If a vestibular schwannoma is suspected, a comprehensive audiological examination (including pure tone and speech audiometry and auditory evoked potential) and vestibular testing are required. An MRI with GBCA helps establish the tumor location.
Treatment
Atheromas should be removed surgically. Particular attention should be paid to separation and excision of the tumor capsule to prevent recurrence. If atheroma suppurates, the ‘incision and drainage’ (I&D) procedure is performed. This is when the cavity of the festered atheroma is cut open to evacuate pus, and then a drain tube is placed. After that, an aseptic dressing is applied. It should be changed regularly until complete recovery.
Surgical excision is the most common treatment for precancerous diseases (e.g., cutaneous horn) and carcinomas. During this procedure, a surgeon removes the affected skin area with some healthy tissue around it, which is referred to as surgical margin. This is done to ensure the complete removal of pathologically altered tissues. If surgery is contraindicated, radiation therapy is used.
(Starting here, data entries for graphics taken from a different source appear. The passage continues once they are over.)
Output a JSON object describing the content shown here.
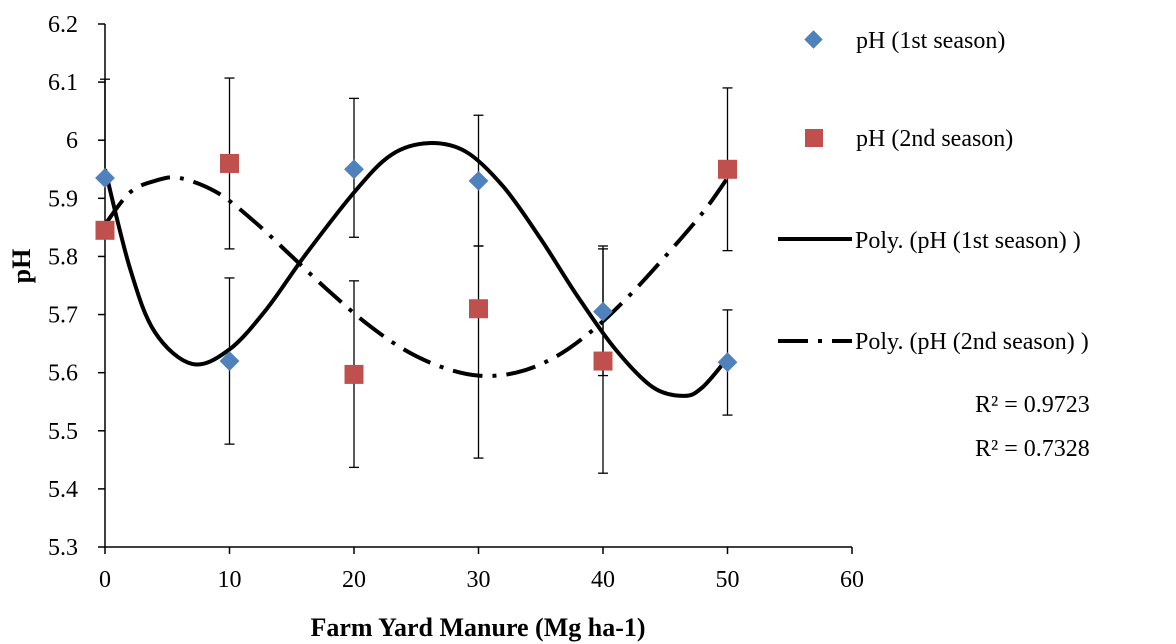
{
  "chart_data": {
    "type": "scatter",
    "xlabel": "Farm Yard Manure (Mg ha-1)",
    "ylabel": "pH",
    "xlim": [
      0,
      60
    ],
    "ylim": [
      5.3,
      6.2
    ],
    "xticks": [
      0,
      10,
      20,
      30,
      40,
      50,
      60
    ],
    "yticks": [
      5.3,
      5.4,
      5.5,
      5.6,
      5.7,
      5.8,
      5.9,
      6.0,
      6.1,
      6.2
    ],
    "xtick_labels": [
      "0",
      "10",
      "20",
      "30",
      "40",
      "50",
      "60"
    ],
    "ytick_labels": [
      "5.3",
      "5.4",
      "5.5",
      "5.6",
      "5.7",
      "5.8",
      "5.9",
      "6",
      "6.1",
      "6.2"
    ],
    "grid": false,
    "legend_position": "right",
    "series": [
      {
        "name": "pH (1st season)",
        "marker": "diamond",
        "color": "#4F81BD",
        "x": [
          0,
          10,
          20,
          30,
          40,
          50
        ],
        "y": [
          5.935,
          5.62,
          5.95,
          5.93,
          5.705,
          5.618
        ],
        "err_low": [
          5.935,
          5.477,
          5.833,
          5.818,
          5.595,
          5.527
        ],
        "err_high": [
          6.105,
          5.763,
          6.072,
          6.043,
          5.818,
          5.708
        ]
      },
      {
        "name": "pH (2nd season)",
        "marker": "square",
        "color": "#C0504D",
        "x": [
          0,
          10,
          20,
          30,
          40,
          50
        ],
        "y": [
          5.845,
          5.96,
          5.597,
          5.71,
          5.62,
          5.95
        ],
        "err_low": [
          5.845,
          5.813,
          5.437,
          5.453,
          5.427,
          5.81
        ],
        "err_high": [
          5.845,
          6.107,
          5.758,
          5.818,
          5.813,
          6.09
        ]
      }
    ],
    "trendlines": [
      {
        "name": "Poly. (pH (1st season) )",
        "style": "solid",
        "color": "#000000",
        "x": [
          0,
          2,
          4,
          7,
          10,
          13,
          16,
          20,
          23,
          26,
          29,
          32,
          35,
          38,
          41,
          44,
          46.5,
          48,
          50
        ],
        "y": [
          5.95,
          5.78,
          5.67,
          5.615,
          5.64,
          5.71,
          5.8,
          5.91,
          5.975,
          5.995,
          5.98,
          5.92,
          5.83,
          5.73,
          5.64,
          5.575,
          5.56,
          5.575,
          5.625
        ]
      },
      {
        "name": "Poly. (pH (2nd season) )",
        "style": "dashdot",
        "color": "#000000",
        "x": [
          0,
          2,
          4,
          6,
          9,
          12,
          15,
          18,
          21,
          24,
          27,
          30,
          33,
          36,
          39,
          42,
          45,
          48,
          50
        ],
        "y": [
          5.855,
          5.91,
          5.93,
          5.935,
          5.91,
          5.86,
          5.8,
          5.74,
          5.685,
          5.64,
          5.61,
          5.595,
          5.6,
          5.625,
          5.67,
          5.73,
          5.8,
          5.875,
          5.935
        ]
      }
    ],
    "r_squared": [
      "R² = 0.9723",
      "R² = 0.7328"
    ]
  }
}
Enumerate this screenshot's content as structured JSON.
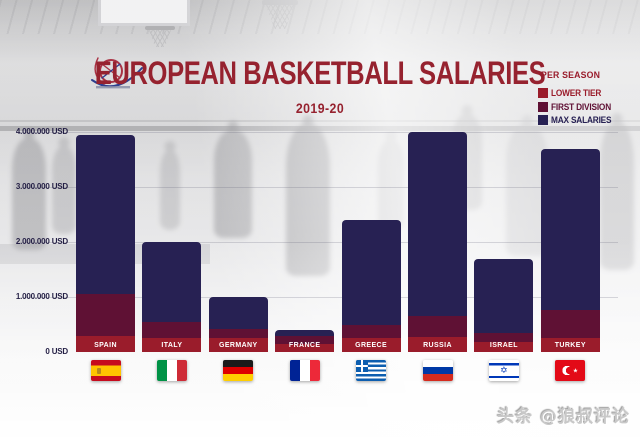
{
  "chart_data": {
    "type": "bar",
    "stacked": "overlay",
    "title": "EUROPEAN BASKETBALL SALARIES",
    "subtitle": "2019-20",
    "categories": [
      "SPAIN",
      "ITALY",
      "GERMANY",
      "FRANCE",
      "GREECE",
      "RUSSIA",
      "ISRAEL",
      "TURKEY"
    ],
    "series": [
      {
        "name": "MAX SALARIES",
        "color": "#272153",
        "values": [
          3950000,
          2000000,
          1000000,
          400000,
          2400000,
          4000000,
          1700000,
          3700000
        ]
      },
      {
        "name": "FIRST DIVISION",
        "color": "#5f1134",
        "values": [
          1050000,
          550000,
          420000,
          300000,
          500000,
          650000,
          350000,
          770000
        ]
      },
      {
        "name": "LOWER TIER",
        "color": "#9a1c2b",
        "values": [
          300000,
          250000,
          250000,
          150000,
          250000,
          270000,
          180000,
          250000
        ]
      }
    ],
    "yticks": [
      "4.000.000 USD",
      "3.000.000 USD",
      "2.000.000 USD",
      "1.000.000 USD",
      "0 USD"
    ],
    "ytick_values": [
      4000000,
      3000000,
      2000000,
      1000000,
      0
    ],
    "ylim": [
      0,
      4000000
    ],
    "currency": "USD",
    "grid": "faint-horizontal",
    "legend_title": "PER SEASON",
    "legend_position": "top-right",
    "flags": [
      "spain",
      "italy",
      "germany",
      "france",
      "greece",
      "russia",
      "israel",
      "turkey"
    ]
  },
  "legend": {
    "title": "PER SEASON",
    "items": [
      {
        "label": "LOWER TIER",
        "color": "#9a1c2b"
      },
      {
        "label": "FIRST DIVISION",
        "color": "#5f1134"
      },
      {
        "label": "MAX SALARIES",
        "color": "#272153"
      }
    ]
  },
  "logo": {
    "icon": "basketball-logo"
  },
  "watermark": {
    "text": "头条 @狼叔评论"
  }
}
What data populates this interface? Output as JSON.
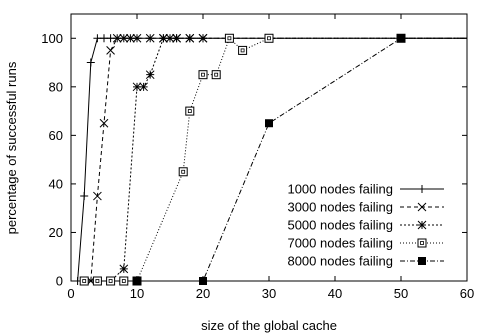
{
  "chart_data": {
    "type": "line",
    "title": "",
    "xlabel": "size of the global cache",
    "ylabel": "percentage of successful runs",
    "xlim": [
      0,
      60
    ],
    "ylim": [
      0,
      110
    ],
    "xticks": [
      0,
      10,
      20,
      30,
      40,
      50,
      60
    ],
    "yticks": [
      0,
      20,
      40,
      60,
      80,
      100
    ],
    "legend_position": "bottom-right",
    "grid": false,
    "series": [
      {
        "name": "1000 nodes failing",
        "line_style": "solid",
        "marker": "plus",
        "x": [
          1,
          2,
          3,
          4,
          5,
          6,
          7,
          8,
          9,
          10,
          12,
          14,
          16,
          18,
          20,
          24,
          30,
          50,
          60
        ],
        "y": [
          0,
          35,
          90,
          100,
          100,
          100,
          100,
          100,
          100,
          100,
          100,
          100,
          100,
          100,
          100,
          100,
          100,
          100,
          100
        ]
      },
      {
        "name": "3000 nodes failing",
        "line_style": "dashed",
        "marker": "x",
        "x": [
          2,
          3,
          4,
          5,
          6,
          7,
          8,
          9,
          10,
          12,
          14,
          16,
          18,
          20,
          24,
          30,
          50,
          60
        ],
        "y": [
          0,
          0,
          35,
          65,
          95,
          100,
          100,
          100,
          100,
          100,
          100,
          100,
          100,
          100,
          100,
          100,
          100,
          100
        ]
      },
      {
        "name": "5000 nodes failing",
        "line_style": "dotted",
        "marker": "star",
        "x": [
          2,
          4,
          6,
          8,
          10,
          11,
          12,
          14,
          15,
          16,
          18,
          20,
          24,
          30,
          50,
          60
        ],
        "y": [
          0,
          0,
          0,
          5,
          80,
          80,
          85,
          100,
          100,
          100,
          100,
          100,
          100,
          100,
          100,
          100
        ]
      },
      {
        "name": "7000 nodes failing",
        "line_style": "fine-dotted",
        "marker": "open-square",
        "x": [
          2,
          4,
          6,
          8,
          10,
          17,
          18,
          20,
          22,
          24,
          26,
          30,
          50,
          60
        ],
        "y": [
          0,
          0,
          0,
          0,
          0,
          45,
          70,
          85,
          85,
          100,
          95,
          100,
          100,
          100
        ]
      },
      {
        "name": "8000 nodes failing",
        "line_style": "dash-dot",
        "marker": "filled-square",
        "x": [
          10,
          20,
          30,
          50,
          60
        ],
        "y": [
          0,
          0,
          65,
          100,
          100
        ]
      }
    ]
  }
}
Surgery is the only way to treat cholesteatoma. If indicated, tympanoplasty can also be performed.
The preferred treatment for paragangliomas and VS is total surgical removal. If it is not an option, then partial resection followed by gamma knife radiosurgery is performed. Radiation therapy alone can be used in patients with contraindications to surgery or in the elderly. A “watch and wait” approach is usually recommended for small (~1 cm) and asymptomatic schwannomas.
Please note that histopathological examination of all removed tissues is mandatory.